La conformità rappresenta un meccanismo critico alla base della resistenza al paradigma. Gli esperimenti fondamentali di Asch (1951) dimostrarono che i partecipanti si conformavano a giudizi di maggioranza errati anche quando la risposta corretta era ovvia (Capuano & Chekroun, 2024). Queste tendenze psicologiche si manifestano con forza all’interno delle comunità scientifiche attraverso vari canali istituzionali. Comitati editoriali, panel di revisione paritaria e comitati di finanziamento — tipicamente dominati da ricercatori legati a paradigmi consolidati — creano barriere sistematiche contro ipotesi non convenzionali. Come hanno scoperto Siler et al. (2015 nella loro analisi di 1.008 manoscritti inviati a tre riviste mediche d’élite, i manoscritti respinti in fase di valutazione preliminare (ritenuti non meritevoli di revisione paritaria dai redattori) hanno ricevuto meno citazioni rispetto a quelli inviati per la revisione paritaria, e tutti e 14 gli articoli più citati sono stati inizialmente respinti, con 12 che sono stati respinti in fase di valutazione preliminare.

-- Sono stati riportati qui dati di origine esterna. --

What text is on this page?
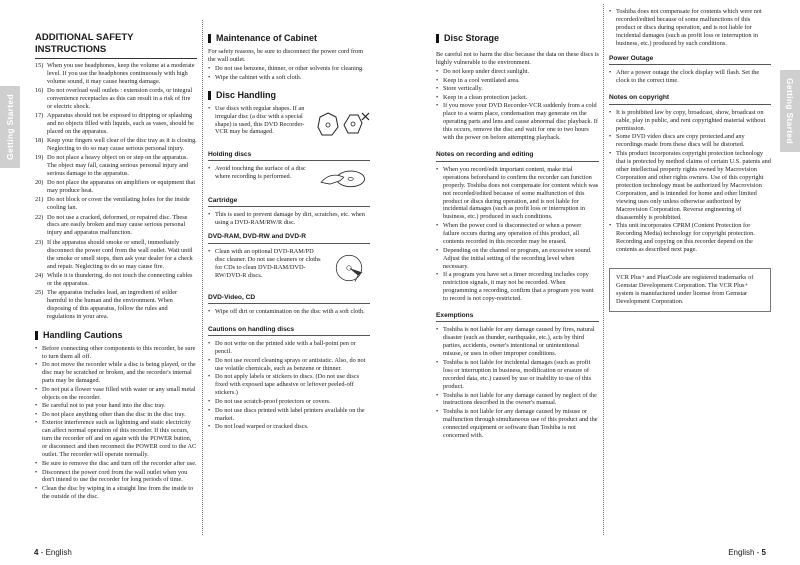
Getting Started	Getting Started
ADDITIONAL SAFETY INSTRUCTIONS
15) When you use headphones, keep the volume at a moderate level. If you use the headphones continuously with high volume sound, it may cause hearing damage.
16) Do not overload wall outlets : extension cords, or integral convenience receptacles as this can result in a risk of fire or electric shock.
17) Apparatus should not be exposed to dripping or splashing and no objects filled with liquids, such as vases, should be placed on the apparatus.
18) Keep your fingers well clear of the disc tray as it is closing. Neglecting to do so may cause serious personal injury.
19) Do not place a heavy object on or step on the apparatus. The object may fall, causing serious personal injury and serious damage to the apparatus.
20) Do not place the apparatus on amplifiers or equipment that may produce heat.
21) Do not block or cover the ventilating holes for the inside cooling fan.
22) Do not use a cracked, deformed, or repaired disc. These discs are easily broken and may cause serious personal injury and apparatus malfunction.
23) If the apparatus should smoke or smell, immediately disconnect the power cord from the wall outlet. Wait until the smoke or smell stops, then ask your dealer for a check and repair. Neglecting to do so may cause fire.
24) While it is thundering, do not touch the connecting cables or the apparatus.
25) The apparatus includes lead, an ingredient of solder harmful to the human and the environment. When disposing of this apparatus, follow the rules and regulations in your area.
Handling Cautions
• Before connecting other components to this recorder, be sure to turn them all off.
• Do not move the recorder while a disc is being played, or the disc may be scratched or broken, and the recorder's internal parts may be damaged.
• Do not put a flower vase filled with water or any small metal objects on the recorder.
• Be careful not to put your hand into the disc tray.
• Do not place anything other than the disc in the disc tray.
• Exterior interference such as lightning and static electricity can affect normal operation of this recorder. If this occurs, turn the recorder off and on again with the POWER button, or disconnect and then reconnect the POWER cord to the AC outlet. The recorder will operate normally.
• Be sure to remove the disc and turn off the recorder after use.
• Disconnect the power cord from the wall outlet when you don't intend to use the recorder for long periods of time.
• Clean the disc by wiping in a straight line from the inside to the outside of the disc.
Maintenance of Cabinet

For safety reasons, be sure to disconnect the power cord from the wall outlet.

• Do not use benzene, thinner, or other solvents for cleaning.
• Wipe the cabinet with a soft cloth.
Disc Handling
• Use discs with regular shapes. If an irregular disc (a disc with a special shape) is used, this DVD Recorder-VCR may be damaged.
Holding discs
• Avoid touching the surface of a disc where recording is performed.
Cartridge
• This is used to prevent damage by dirt, scratches, etc. when using a DVD-RAM/RW/R disc.
DVD-RAM, DVD-RW and DVD-R
• Clean with an optional DVD-RAM/PD disc cleaner. Do not use cleaners or cloths for CDs to clean DVD-RAM/DVD-RW/DVD-R discs.
DVD-Video, CD
• Wipe off dirt or contamination on the disc with a soft cloth.
Cautions on handling discs
• Do not write on the printed side with a ball-point pen or pencil.
• Do not use record cleaning sprays or antistatic. Also, do not use volatile chemicals, such as benzene or thinner.
• Do not apply labels or stickers to discs. (Do not use discs fixed with exposed tape adhesive or leftover peeled-off stickers.)
• Do not use scratch-proof protectors or covers.
• Do not use discs printed with label printers available on the market.
• Do not load warped or cracked discs.
Disc Storage

Be careful not to harm the disc because the data on these discs is highly vulnerable to the environment.

• Do not keep under direct sunlight.
• Keep in a cool ventilated area.
• Store vertically.
• Keep in a clean protection jacket.
• If you move your DVD Recorder-VCR suddenly from a cold place to a warm place, condensation may generate on the operating parts and lens and cause abnormal disc playback. If this occurs, remove the disc and wait for one to two hours with the power on before attempting playback.
Notes on recording and editing
• When you record/edit important content, make trial operations beforehand to confirm the recorder can function properly. Toshiba does not compensate for content which was not recorded/edited because of some malfunction of this product or discs during operation, and is not liable for incidental damages (such as profit loss or interruption in business, etc.) produced in such conditions.
• When the power cord is disconnected or when a power failure occurs during any operation of this product, all contents recorded in this recorder may be erased.
• Depending on the channel or program, an excessive sound. Adjust the initial setting of the recording level when necessary.
• If a program you have set a timer recording includes copy restriction signals, it may not be recorded. When programming a recording, confirm that a program you want to record is not copy-restricted.
Exemptions
• Toshiba is not liable for any damage caused by fires, natural disaster (such as thunder, earthquake, etc.), acts by third parties, accidents, owner's intentional or unintentional misuse, or uses in other improper conditions.
• Toshiba is not liable for incidental damages (such as profit loss or interruption in business, modification or erasure of recorded data, etc.) caused by use or inability to use of this product.
• Toshiba is not liable for any damage caused by neglect of the instructions described in the owner's manual.
• Toshiba is not liable for any damage caused by misuse or malfunction through simultaneous use of this product and the connected equipment or software than Toshiba is not concerned with.
• Toshiba does not compensate for contents which were not recorded/edited because of some malfunctions of this product or discs during operation, and is not liable for incidental damages (such as profit loss or interruption in business, etc.) produced by such conditions.
Power Outage
• After a power outage the clock display will flash. Set the clock to the correct time.
Notes on copyright
• It is prohibited law by copy, broadcast, show, broadcast on cable, play in public, and rent copyrighted material without permission.
• Some DVD video discs are copy protected.and any recordings made from these discs will be distorted.
• This product incorporates copyright protection technology that is protected by method claims of certain U.S. patents and other intellectual property rights owned by Macrovision Corporation and other rights owners. Use of this copyright protection technology must be authorized by Macrovision Corporation, and is intended for home and other limited viewing uses only unless otherwise authorized by Macrovision Corporation. Reverse engineering of disassembly is prohibited.
• This unit incorporates CPRM (Content Protection for Recording Media) technology for copyright protection. Recording and copying on this recorder depend on the contents as described next page.
VCR Plus+ and PlusCode are registered trademarks of Gemstar Development Corporation. The VCR Plus+ system is manufactured under license from Gemstar Development Corporation.
4 - English	English - 5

L’influenza di tale omogeneità istituzionale trascende il semplice pregiudizio esplicito. I modelli di epistemologia di rete di Weatherall e O’Connor (2021) rivelano che la conformità nelle reti scientifiche può impedire la formazione di un consenso accurato e portare a una polarizzazione stabile. Questi quadri teorici condivisi tra i gatekeeper generano criteri di valutazione che svantaggiano intrinsecamente nuovi approcci esplicativi. Clark et al. (2023) hanno scoperto che il 91% degli scienziati statunitensi dichiara di autocensurarsi nelle proprie convinzioni empiriche in pubblicazioni, riunioni, presentazioni o sui social media, con il 25% che ritiene “molto” o “estremamente” probabile autocensurarsi nelle pubblicazioni accademiche.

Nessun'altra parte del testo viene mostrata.